There’s no shortage of food and travel information on the internet, so researching your destination should be easy. As well as looking at travel websites, check the food and drink sections of local newspapers of where you’re going.

You can also check out local food bloggers to find some hidden gems known only to the locals, like jardindelmediterraneo.co.uk

Hit The Streets

It’s hard to get more authentic than street food as a vibrant and existing way to explore local cuisine.

You can try things like spicy bhajis and sticky jalebis from roadside vendors in India, huge meat kebabs in Marrakech, or some of the best street food in the world in Thailand.

Street food is an amazing way to try local food. Head out, and try lots of small dishes to get a taste of as much as you can. 

Shop With The Locals

Think about your own habits and you shop for food and eat at home. Seafood and produce markets are usually busy with local shoppers on market days.

You should visit them to see what the locals are eating and to buy some amazing fresh produce.

Haggle over the early morning fish catch in the Tsukiji Fish Market in Tokyo, or eat freshly made tortellini in the traditional delis in Bologna. Supermarkets can also give you some good clues to the way the locals like to eat. 

Ask A Local

You can ask locals, like your taxi drivers, for some suggestions for where the locals like to go out to dinner, and may even take you there. Instead of asking the hotel concierge for directions to nearby restaurants where the tourists go, ask them where they like to go for meals with their friends.

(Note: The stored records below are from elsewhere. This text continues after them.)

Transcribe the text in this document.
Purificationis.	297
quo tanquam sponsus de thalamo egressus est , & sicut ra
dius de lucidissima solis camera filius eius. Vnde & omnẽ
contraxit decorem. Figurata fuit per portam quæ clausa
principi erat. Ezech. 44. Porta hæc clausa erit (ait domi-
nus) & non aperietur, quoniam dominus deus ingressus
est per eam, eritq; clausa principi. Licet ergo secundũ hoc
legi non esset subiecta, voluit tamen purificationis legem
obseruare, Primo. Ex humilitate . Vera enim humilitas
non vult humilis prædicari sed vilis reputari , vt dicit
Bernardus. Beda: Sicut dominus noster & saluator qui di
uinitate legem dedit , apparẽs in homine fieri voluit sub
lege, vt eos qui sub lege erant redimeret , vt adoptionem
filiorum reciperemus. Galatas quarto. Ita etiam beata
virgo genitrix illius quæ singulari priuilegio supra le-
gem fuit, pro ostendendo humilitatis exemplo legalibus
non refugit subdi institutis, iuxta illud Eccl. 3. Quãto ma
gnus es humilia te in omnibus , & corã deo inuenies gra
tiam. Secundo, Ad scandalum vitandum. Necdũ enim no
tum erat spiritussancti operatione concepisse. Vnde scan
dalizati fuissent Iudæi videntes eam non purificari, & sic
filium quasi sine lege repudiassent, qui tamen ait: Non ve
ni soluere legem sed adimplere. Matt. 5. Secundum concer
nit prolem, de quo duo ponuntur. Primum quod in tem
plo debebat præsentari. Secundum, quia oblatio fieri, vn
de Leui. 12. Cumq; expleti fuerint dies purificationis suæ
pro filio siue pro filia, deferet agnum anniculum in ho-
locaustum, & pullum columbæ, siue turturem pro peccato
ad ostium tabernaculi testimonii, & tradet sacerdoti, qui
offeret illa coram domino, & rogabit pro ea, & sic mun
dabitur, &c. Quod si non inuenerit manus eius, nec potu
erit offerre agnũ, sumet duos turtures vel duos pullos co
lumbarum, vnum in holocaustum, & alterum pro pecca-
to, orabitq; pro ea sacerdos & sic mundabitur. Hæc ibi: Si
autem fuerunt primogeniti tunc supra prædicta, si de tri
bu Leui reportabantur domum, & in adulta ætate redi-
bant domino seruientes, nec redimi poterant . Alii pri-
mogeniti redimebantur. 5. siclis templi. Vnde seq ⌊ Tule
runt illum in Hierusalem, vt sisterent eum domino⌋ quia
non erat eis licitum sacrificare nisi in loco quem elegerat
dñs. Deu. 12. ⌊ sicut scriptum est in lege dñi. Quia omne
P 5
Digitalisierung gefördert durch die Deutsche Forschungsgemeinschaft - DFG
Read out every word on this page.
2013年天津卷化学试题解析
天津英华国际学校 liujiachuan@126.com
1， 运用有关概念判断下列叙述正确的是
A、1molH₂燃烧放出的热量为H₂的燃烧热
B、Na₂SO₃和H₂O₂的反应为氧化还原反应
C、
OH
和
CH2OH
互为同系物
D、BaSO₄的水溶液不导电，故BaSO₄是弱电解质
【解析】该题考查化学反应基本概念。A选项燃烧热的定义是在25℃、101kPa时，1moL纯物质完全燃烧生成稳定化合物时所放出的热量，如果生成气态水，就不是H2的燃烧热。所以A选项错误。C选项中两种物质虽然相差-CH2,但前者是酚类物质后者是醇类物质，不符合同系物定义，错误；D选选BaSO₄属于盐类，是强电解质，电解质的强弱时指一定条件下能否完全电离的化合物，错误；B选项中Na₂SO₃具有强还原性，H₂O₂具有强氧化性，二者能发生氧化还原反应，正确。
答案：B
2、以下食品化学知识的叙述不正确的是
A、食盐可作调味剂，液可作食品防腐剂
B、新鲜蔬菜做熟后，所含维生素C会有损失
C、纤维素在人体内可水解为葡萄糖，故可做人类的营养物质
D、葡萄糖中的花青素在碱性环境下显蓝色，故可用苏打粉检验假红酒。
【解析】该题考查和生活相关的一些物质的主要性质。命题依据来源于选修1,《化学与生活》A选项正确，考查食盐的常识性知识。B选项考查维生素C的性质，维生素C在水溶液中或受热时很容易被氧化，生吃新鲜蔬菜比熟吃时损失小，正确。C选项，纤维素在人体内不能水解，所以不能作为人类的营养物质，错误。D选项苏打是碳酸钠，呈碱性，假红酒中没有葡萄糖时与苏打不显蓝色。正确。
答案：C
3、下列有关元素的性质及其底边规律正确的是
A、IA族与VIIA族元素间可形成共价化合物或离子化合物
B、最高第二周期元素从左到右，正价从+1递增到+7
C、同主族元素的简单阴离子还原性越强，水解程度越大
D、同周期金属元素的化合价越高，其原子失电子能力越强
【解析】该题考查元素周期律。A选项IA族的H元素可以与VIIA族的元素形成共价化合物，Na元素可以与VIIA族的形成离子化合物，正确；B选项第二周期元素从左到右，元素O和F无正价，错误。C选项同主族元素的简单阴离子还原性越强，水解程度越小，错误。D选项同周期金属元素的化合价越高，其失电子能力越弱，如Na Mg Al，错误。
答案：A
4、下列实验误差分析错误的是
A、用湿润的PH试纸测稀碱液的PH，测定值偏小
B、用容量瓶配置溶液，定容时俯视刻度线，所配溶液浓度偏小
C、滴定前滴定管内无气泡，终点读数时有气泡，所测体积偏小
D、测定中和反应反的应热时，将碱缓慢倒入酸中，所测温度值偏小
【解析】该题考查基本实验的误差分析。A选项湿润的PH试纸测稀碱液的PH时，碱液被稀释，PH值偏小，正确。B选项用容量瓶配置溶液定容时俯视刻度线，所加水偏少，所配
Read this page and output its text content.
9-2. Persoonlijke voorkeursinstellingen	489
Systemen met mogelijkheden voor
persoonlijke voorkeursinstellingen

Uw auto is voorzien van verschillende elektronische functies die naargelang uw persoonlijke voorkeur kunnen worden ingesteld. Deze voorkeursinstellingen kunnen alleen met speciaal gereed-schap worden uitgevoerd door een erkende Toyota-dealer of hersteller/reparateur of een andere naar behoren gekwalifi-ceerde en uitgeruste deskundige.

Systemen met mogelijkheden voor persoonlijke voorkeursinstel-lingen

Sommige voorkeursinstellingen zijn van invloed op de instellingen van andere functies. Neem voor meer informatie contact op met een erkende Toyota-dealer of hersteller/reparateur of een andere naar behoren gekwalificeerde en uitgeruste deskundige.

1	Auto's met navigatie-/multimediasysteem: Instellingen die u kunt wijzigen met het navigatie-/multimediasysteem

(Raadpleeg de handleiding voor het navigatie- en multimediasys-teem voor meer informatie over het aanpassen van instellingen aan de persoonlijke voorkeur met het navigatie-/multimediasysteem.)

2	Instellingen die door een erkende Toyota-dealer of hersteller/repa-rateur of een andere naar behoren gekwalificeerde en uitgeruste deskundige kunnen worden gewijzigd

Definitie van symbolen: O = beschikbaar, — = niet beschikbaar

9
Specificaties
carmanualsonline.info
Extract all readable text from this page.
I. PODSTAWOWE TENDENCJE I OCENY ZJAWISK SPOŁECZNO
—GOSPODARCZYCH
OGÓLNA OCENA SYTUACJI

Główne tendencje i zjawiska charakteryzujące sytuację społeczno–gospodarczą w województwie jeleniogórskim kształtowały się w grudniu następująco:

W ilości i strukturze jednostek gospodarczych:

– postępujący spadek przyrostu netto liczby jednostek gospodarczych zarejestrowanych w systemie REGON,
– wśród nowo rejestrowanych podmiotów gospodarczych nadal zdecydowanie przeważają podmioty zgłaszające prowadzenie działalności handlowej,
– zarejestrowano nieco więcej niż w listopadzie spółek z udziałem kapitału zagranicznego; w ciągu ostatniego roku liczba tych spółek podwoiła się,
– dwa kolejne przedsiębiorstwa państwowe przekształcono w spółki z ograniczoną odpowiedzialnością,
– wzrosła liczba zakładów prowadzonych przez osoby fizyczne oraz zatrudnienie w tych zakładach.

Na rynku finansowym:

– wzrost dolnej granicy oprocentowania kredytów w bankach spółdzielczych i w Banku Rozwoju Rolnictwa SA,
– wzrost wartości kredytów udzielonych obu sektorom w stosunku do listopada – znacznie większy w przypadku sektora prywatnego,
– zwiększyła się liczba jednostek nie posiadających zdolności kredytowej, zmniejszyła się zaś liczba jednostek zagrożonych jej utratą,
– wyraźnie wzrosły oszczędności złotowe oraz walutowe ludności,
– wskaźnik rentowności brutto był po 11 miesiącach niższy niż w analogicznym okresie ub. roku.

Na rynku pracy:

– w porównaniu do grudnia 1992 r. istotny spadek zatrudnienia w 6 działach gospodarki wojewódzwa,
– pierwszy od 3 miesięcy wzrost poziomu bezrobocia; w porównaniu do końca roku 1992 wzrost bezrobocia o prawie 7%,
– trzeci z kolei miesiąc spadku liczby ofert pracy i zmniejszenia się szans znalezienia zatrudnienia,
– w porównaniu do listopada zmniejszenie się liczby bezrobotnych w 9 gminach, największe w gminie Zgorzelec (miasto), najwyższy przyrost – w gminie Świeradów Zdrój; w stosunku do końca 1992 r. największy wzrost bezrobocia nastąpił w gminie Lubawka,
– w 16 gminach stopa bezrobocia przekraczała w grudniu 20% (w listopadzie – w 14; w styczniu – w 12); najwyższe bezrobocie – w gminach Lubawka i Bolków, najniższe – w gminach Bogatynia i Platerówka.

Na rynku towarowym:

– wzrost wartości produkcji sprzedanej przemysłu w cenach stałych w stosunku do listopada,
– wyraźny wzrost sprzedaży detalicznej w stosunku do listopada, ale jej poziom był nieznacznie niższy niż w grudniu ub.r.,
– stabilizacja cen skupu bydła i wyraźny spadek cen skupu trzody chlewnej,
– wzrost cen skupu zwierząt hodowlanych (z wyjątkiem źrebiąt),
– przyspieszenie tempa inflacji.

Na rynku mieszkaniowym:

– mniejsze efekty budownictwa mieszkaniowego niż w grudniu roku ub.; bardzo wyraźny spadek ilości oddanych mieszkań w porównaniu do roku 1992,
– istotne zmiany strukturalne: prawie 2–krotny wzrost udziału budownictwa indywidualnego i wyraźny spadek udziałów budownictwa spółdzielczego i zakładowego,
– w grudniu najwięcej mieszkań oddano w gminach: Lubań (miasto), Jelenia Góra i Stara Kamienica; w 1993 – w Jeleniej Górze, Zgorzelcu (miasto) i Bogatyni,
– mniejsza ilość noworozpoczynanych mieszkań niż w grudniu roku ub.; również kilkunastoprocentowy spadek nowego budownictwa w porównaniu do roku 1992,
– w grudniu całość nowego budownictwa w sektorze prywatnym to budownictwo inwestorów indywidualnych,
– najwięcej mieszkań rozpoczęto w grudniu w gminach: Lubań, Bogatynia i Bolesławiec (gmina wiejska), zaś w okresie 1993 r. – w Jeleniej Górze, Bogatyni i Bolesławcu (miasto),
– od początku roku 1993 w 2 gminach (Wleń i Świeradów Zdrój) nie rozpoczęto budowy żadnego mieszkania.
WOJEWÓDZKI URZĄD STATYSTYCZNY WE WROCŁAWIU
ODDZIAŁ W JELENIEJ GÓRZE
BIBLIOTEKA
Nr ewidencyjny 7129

Ask locals for suggestions to find out where the locals eat, and experience the cuisine in a more authentic way. 

Time Your Visit

Festivals and other local celebrations are a really fun way to learn about local history and food culture. For example, in many countries, Christmas is a huge deal and stepped in local tradition.

You could try traditional Christmas foods like kartoffelpuffer (deep-fried potato cakes) and mulled wine at Germany’s Christmas markets. There are a huge number of food festivals all around the world, from oysters in Galway in October, to garlic festivals in Lautrec in France in August.

Time your visit to arrive somewhere new while a food festival is going on, so you can join in the fun.